院门被小心翼翼地推开一条缝,刘海中猫着腰,脸上堆满了讨好的褶子,手里死死怀抱着一个小布包,跟做贼似地溜了进来。
“平安……不,王顾问!没打扰您和几位太太休息吧?”
刘海中一进院子,闻到那股子西瓜的甜香味和茶香味,咕噜一声咽了口唾沫,眼神里满是羡慕,但嘴上却半点不敢放肆。
现在的王平安,在轧钢厂那是挂着“后勤协作总顾问”的名头,连李副厂长见了他都得称一声“平安老弟”。
刘海中不过是个刚刚爬上车间副组长位置的小角色,在王平安面前,他可太懂得怎么摆正姿势了。
“刘副组长,有事?”王平安斜靠在摇椅上,眼皮微微一抬。
刘海中连忙上前两步,将怀里的布包放在石桌边缘,小心翼翼地打开。
里面赫然是一尊约莫半尺高、沉甸甸的纯铜镀金算盘,看那包浆和做工,少说也是清中期的好东西。

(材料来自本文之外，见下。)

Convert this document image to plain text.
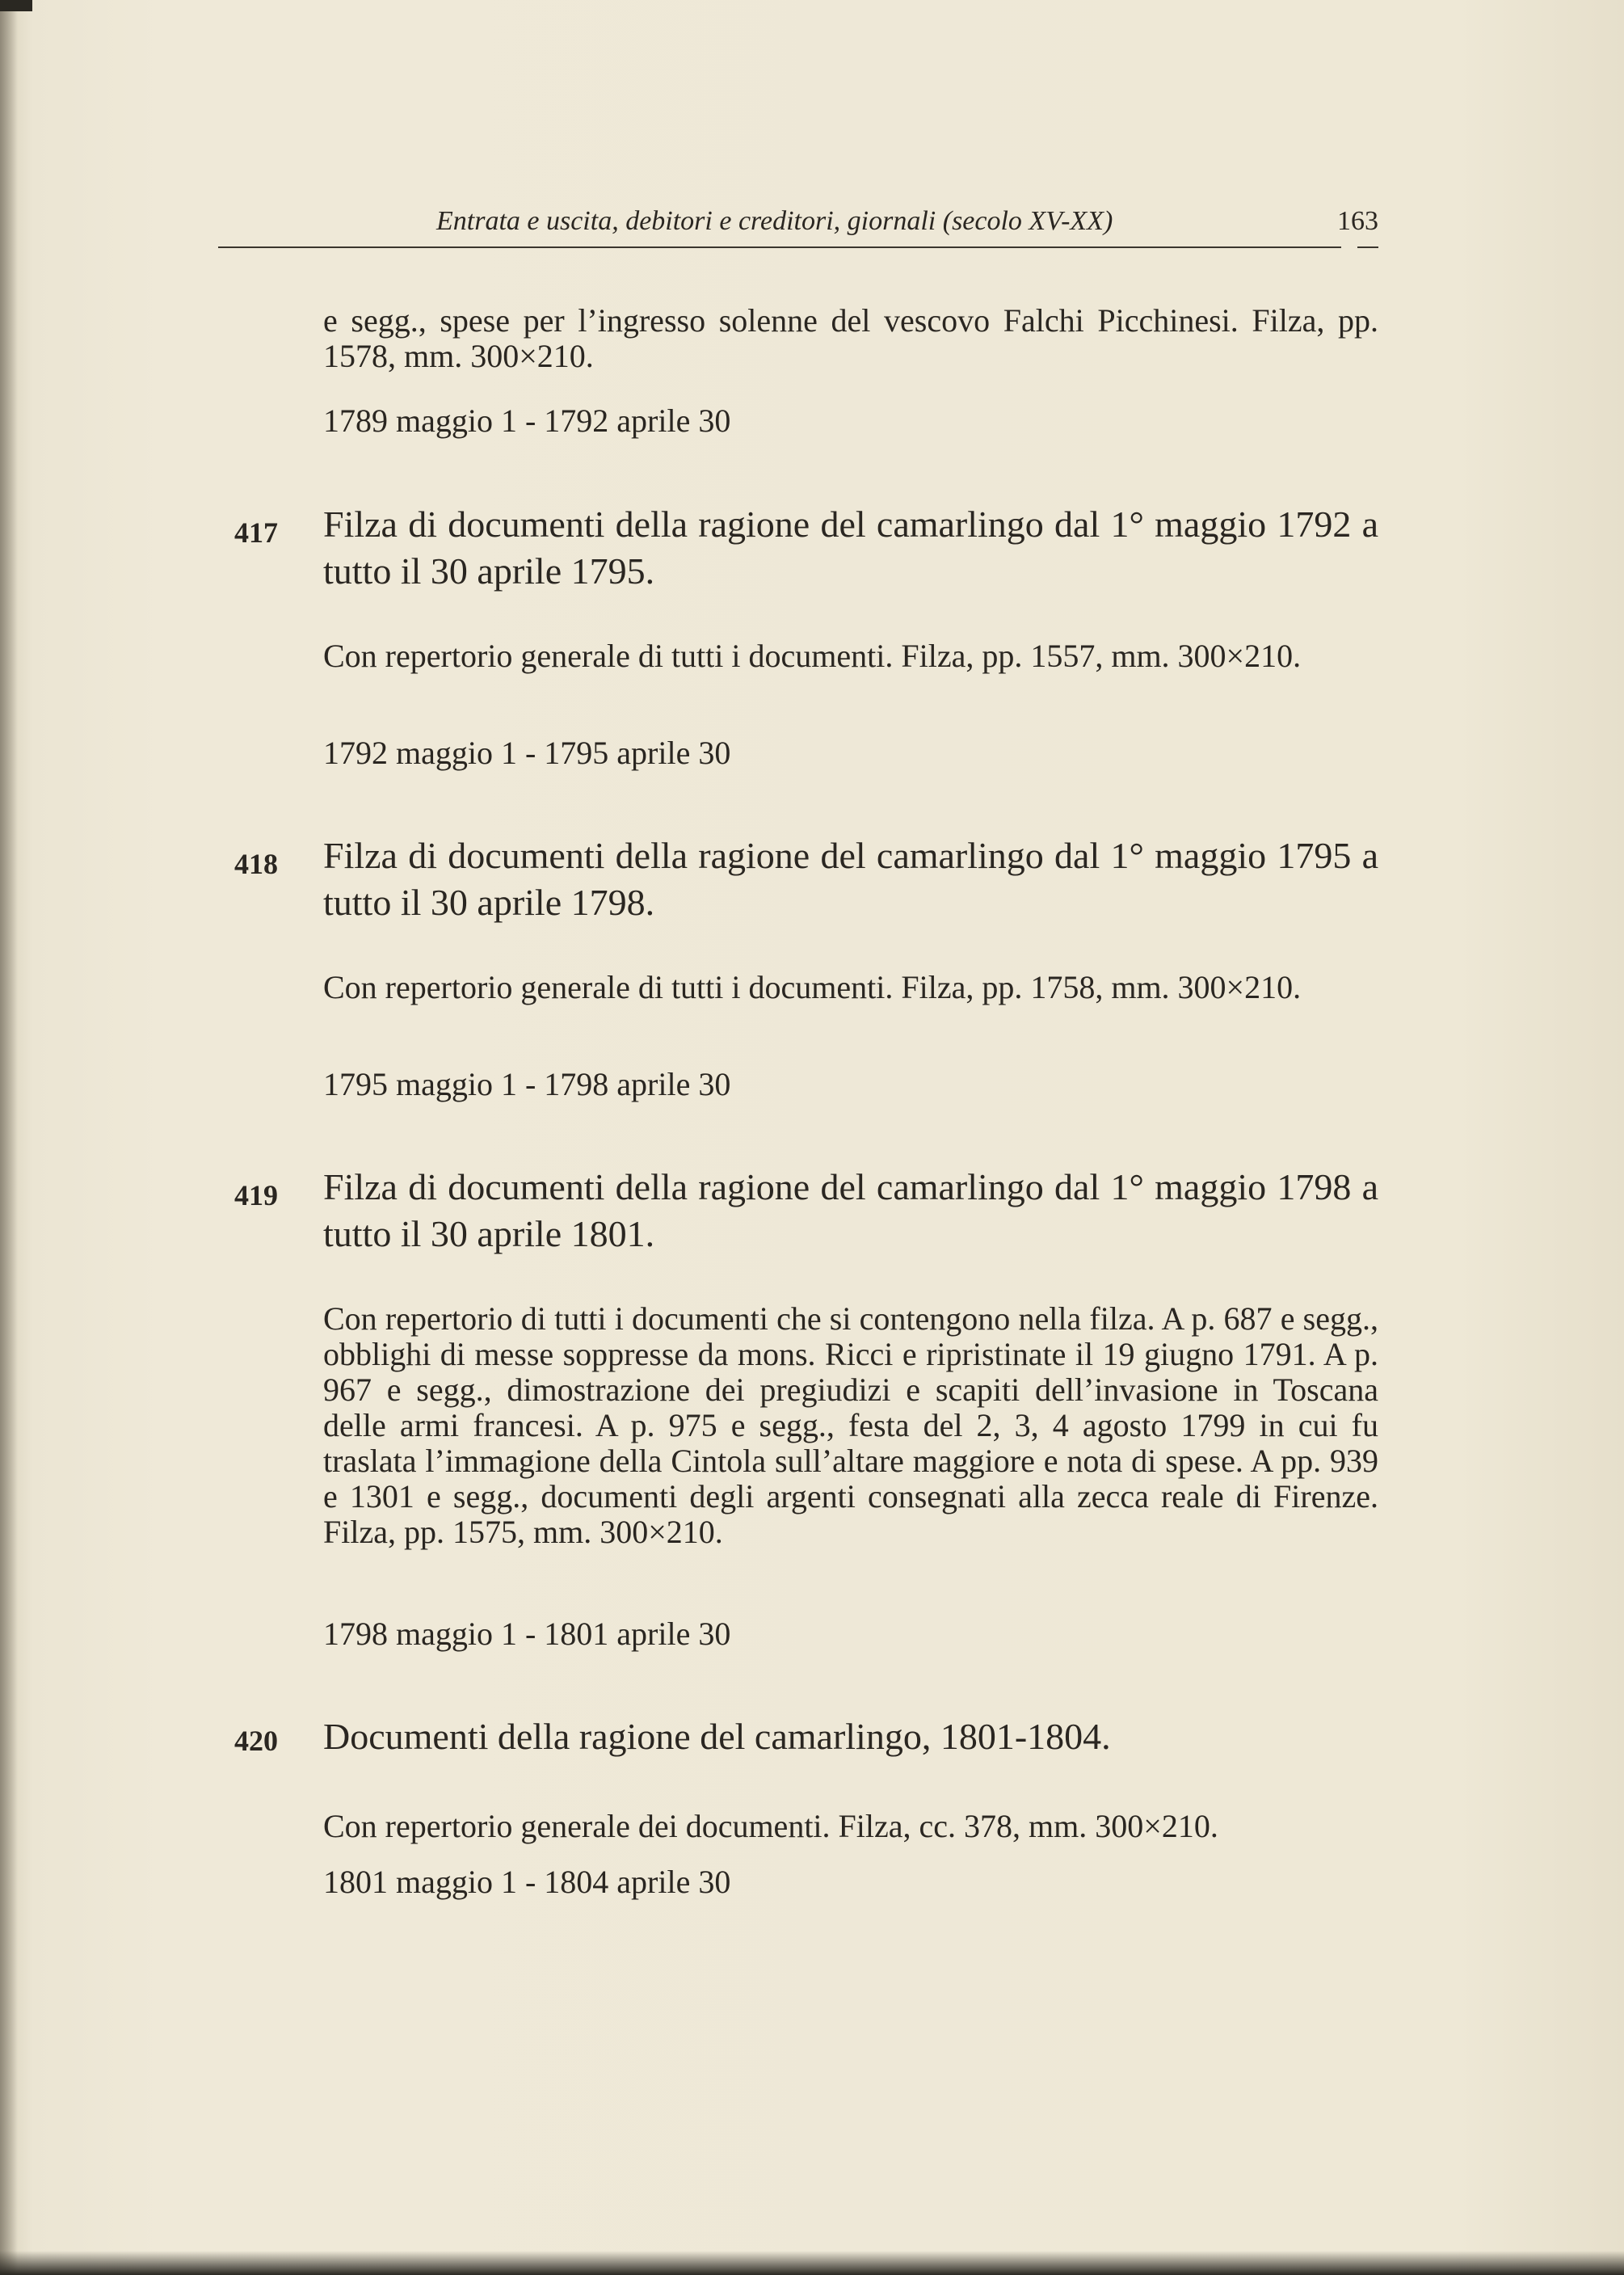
Entrata e uscita, debitori e creditori, giornali (secolo XV-XX)	163
e segg., spese per l’ingresso solenne del vescovo Falchi Picchinesi. Filza, pp. 1578, mm. 300×210.
1789 maggio 1 - 1792 aprile 30
417 Filza di documenti della ragione del camarlingo dal 1° maggio 1792 a tutto il 30 aprile 1795.
Con repertorio generale di tutti i documenti. Filza, pp. 1557, mm. 300×210.
1792 maggio 1 - 1795 aprile 30
418 Filza di documenti della ragione del camarlingo dal 1° maggio 1795 a tutto il 30 aprile 1798.
Con repertorio generale di tutti i documenti. Filza, pp. 1758, mm. 300×210.
1795 maggio 1 - 1798 aprile 30
419 Filza di documenti della ragione del camarlingo dal 1° maggio 1798 a tutto il 30 aprile 1801.
Con repertorio di tutti i documenti che si contengono nella filza. A p. 687 e segg., obblighi di messe soppresse da mons. Ricci e ripristinate il 19 giugno 1791. A p. 967 e segg., dimostrazione dei pregiudizi e scapiti dell’invasione in Toscana delle armi francesi. A p. 975 e segg., festa del 2, 3, 4 agosto 1799 in cui fu traslata l’immagione della Cintola sull’altare maggiore e nota di spese. A pp. 939 e 1301 e segg., documenti degli argenti consegnati alla zecca reale di Firenze. Filza, pp. 1575, mm. 300×210.
1798 maggio 1 - 1801 aprile 30
420 Documenti della ragione del camarlingo, 1801-1804.
Con repertorio generale dei documenti. Filza, cc. 378, mm. 300×210.
1801 maggio 1 - 1804 aprile 30
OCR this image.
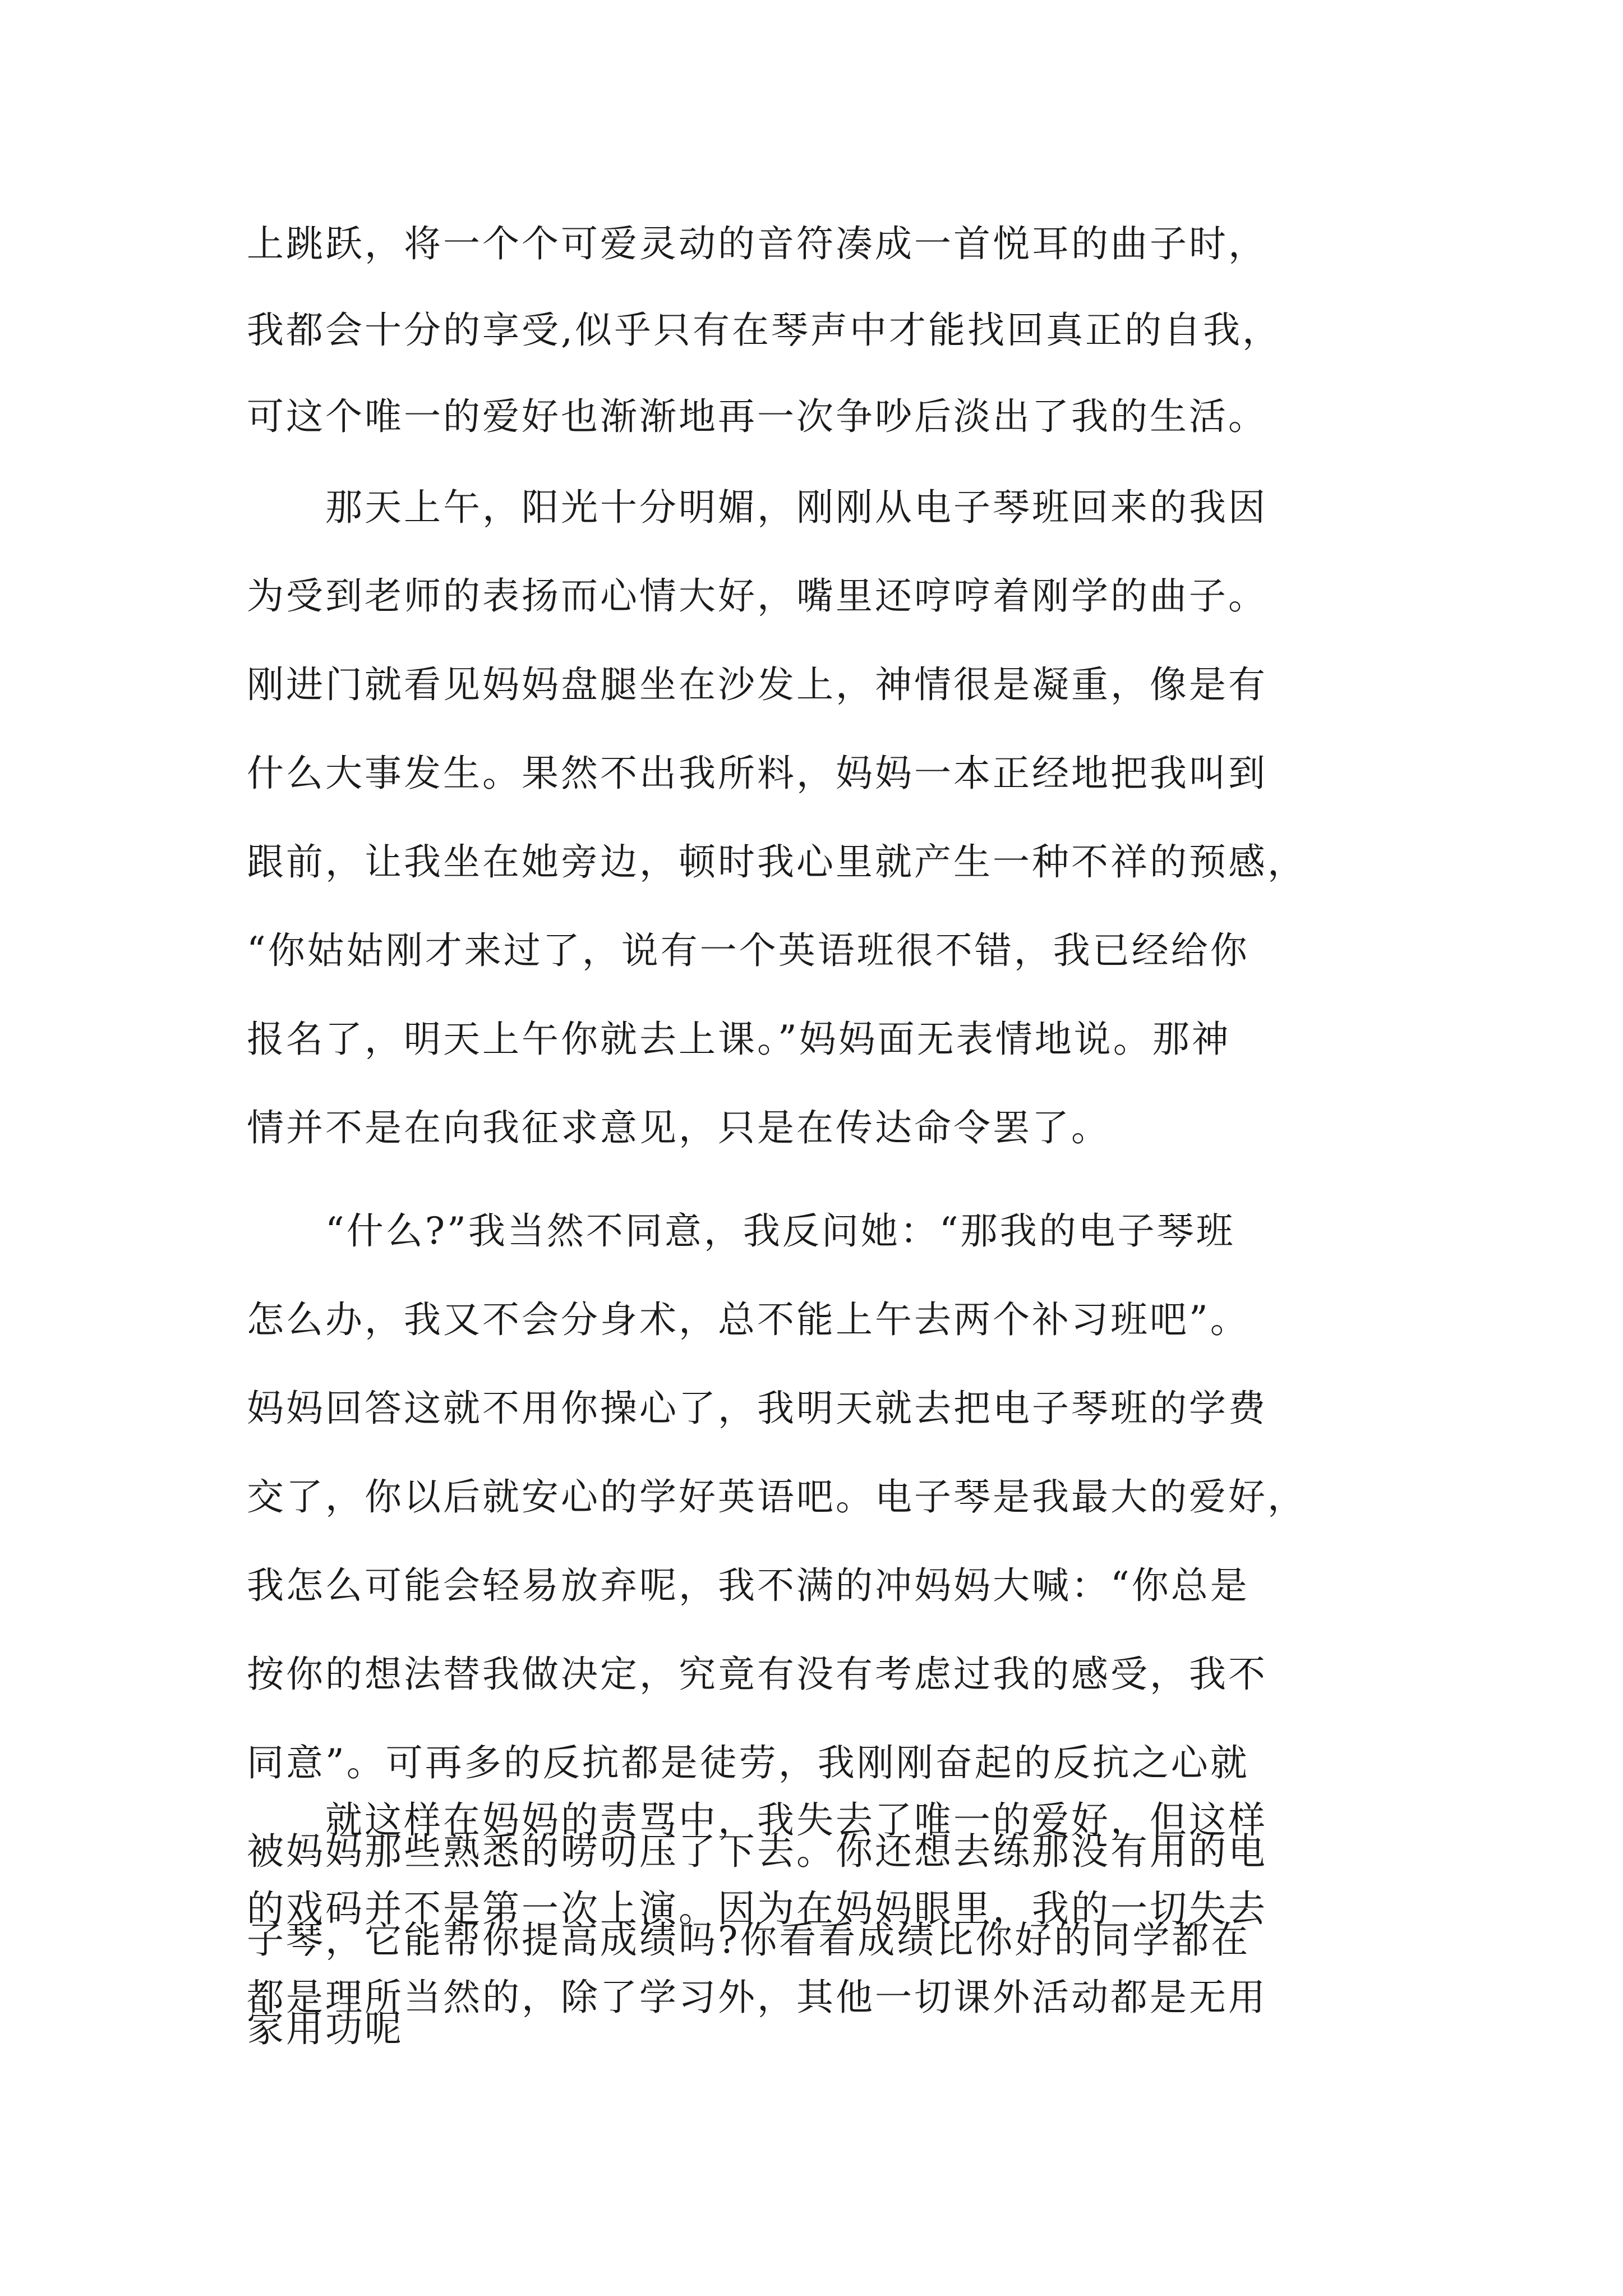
上跳跃，将一个个可爱灵动的音符凑成一首悦耳的曲子时，
我都会十分的享受,似乎只有在琴声中才能找回真正的自我，
可这个唯一的爱好也渐渐地再一次争吵后淡出了我的生活。
　　那天上午，阳光十分明媚，刚刚从电子琴班回来的我因
为受到老师的表扬而心情大好，嘴里还哼哼着刚学的曲子。
刚进门就看见妈妈盘腿坐在沙发上，神情很是凝重，像是有
什么大事发生。果然不出我所料，妈妈一本正经地把我叫到
跟前，让我坐在她旁边，顿时我心里就产生一种不祥的预感，
“你姑姑刚才来过了，说有一个英语班很不错，我已经给你
报名了，明天上午你就去上课。”妈妈面无表情地说。那神
情并不是在向我征求意见，只是在传达命令罢了。
　　“什么?”我当然不同意，我反问她：“那我的电子琴班
怎么办，我又不会分身术，总不能上午去两个补习班吧”。
妈妈回答这就不用你操心了，我明天就去把电子琴班的学费
交了，你以后就安心的学好英语吧。电子琴是我最大的爱好，
我怎么可能会轻易放弃呢，我不满的冲妈妈大喊：“你总是
按你的想法替我做决定，究竟有没有考虑过我的感受，我不
同意”。可再多的反抗都是徒劳，我刚刚奋起的反抗之心就
被妈妈那些熟悉的唠叨压了下去。你还想去练那没有用的电
子琴，它能帮你提高成绩吗?你看看成绩比你好的同学都在
家用功呢
　　就这样在妈妈的责骂中，我失去了唯一的爱好，但这样
的戏码并不是第一次上演。因为在妈妈眼里，我的一切失去
都是理所当然的，除了学习外，其他一切课外活动都是无用
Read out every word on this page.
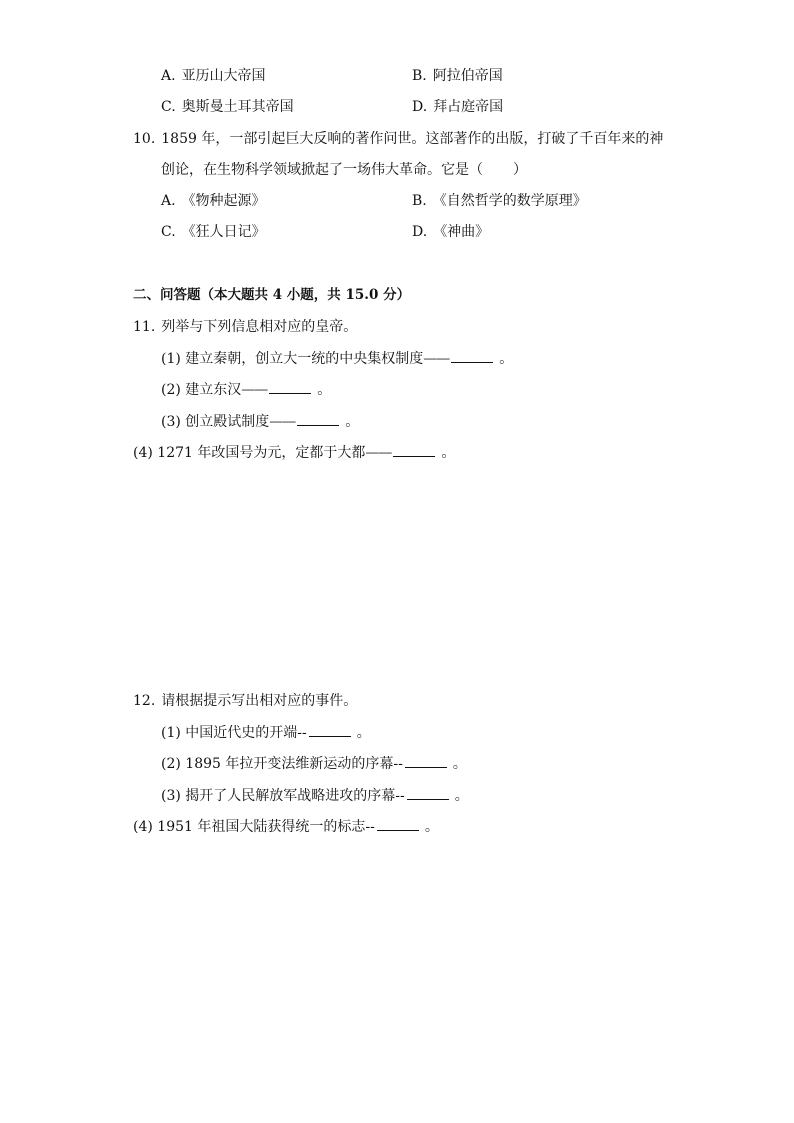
A. 亚历山大帝国	B. 阿拉伯帝国
C. 奥斯曼土耳其帝国	D. 拜占庭帝国
10. 1859 年，一部引起巨大反响的著作问世。这部著作的出版，打破了千百年来的神
创论，在生物科学领域掀起了一场伟大革命。它是（ ）
A. 《物种起源》	B. 《自然哲学的数学原理》
C. 《狂人日记》	D. 《神曲》
二、问答题（本大题共 4 小题，共 15.0 分）
11. 列举与下列信息相对应的皇帝。
(1) 建立秦朝，创立大一统的中央集权制度——	。
(2) 建立东汉——	。
(3) 创立殿试制度——	。
(4) 1271 年改国号为元，定都于大都——	。
12. 请根据提示写出相对应的事件。
(1) 中国近代史的开端--	。
(2) 1895 年拉开变法维新运动的序幕--	。
(3) 揭开了人民解放军战略进攻的序幕--	。
(4) 1951 年祖国大陆获得统一的标志--	。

“平安啊,老哥我是无事不登三宝殿。”刘海中擦了擦额头上的虚汗,压低声音道,
“这不……市里最近对厂里的生产任务抓得紧,我们车间分到了批硬指标。
可眼下厂里那几台进口的老设备,关键部位的齿轮磨损严重,出产的零件废品率太高!
厂领导了话,这周要是完成不了任务,我这个副组长不仅保不住,怕是还要被扣个‘破坏生产’的帽子降职啊!”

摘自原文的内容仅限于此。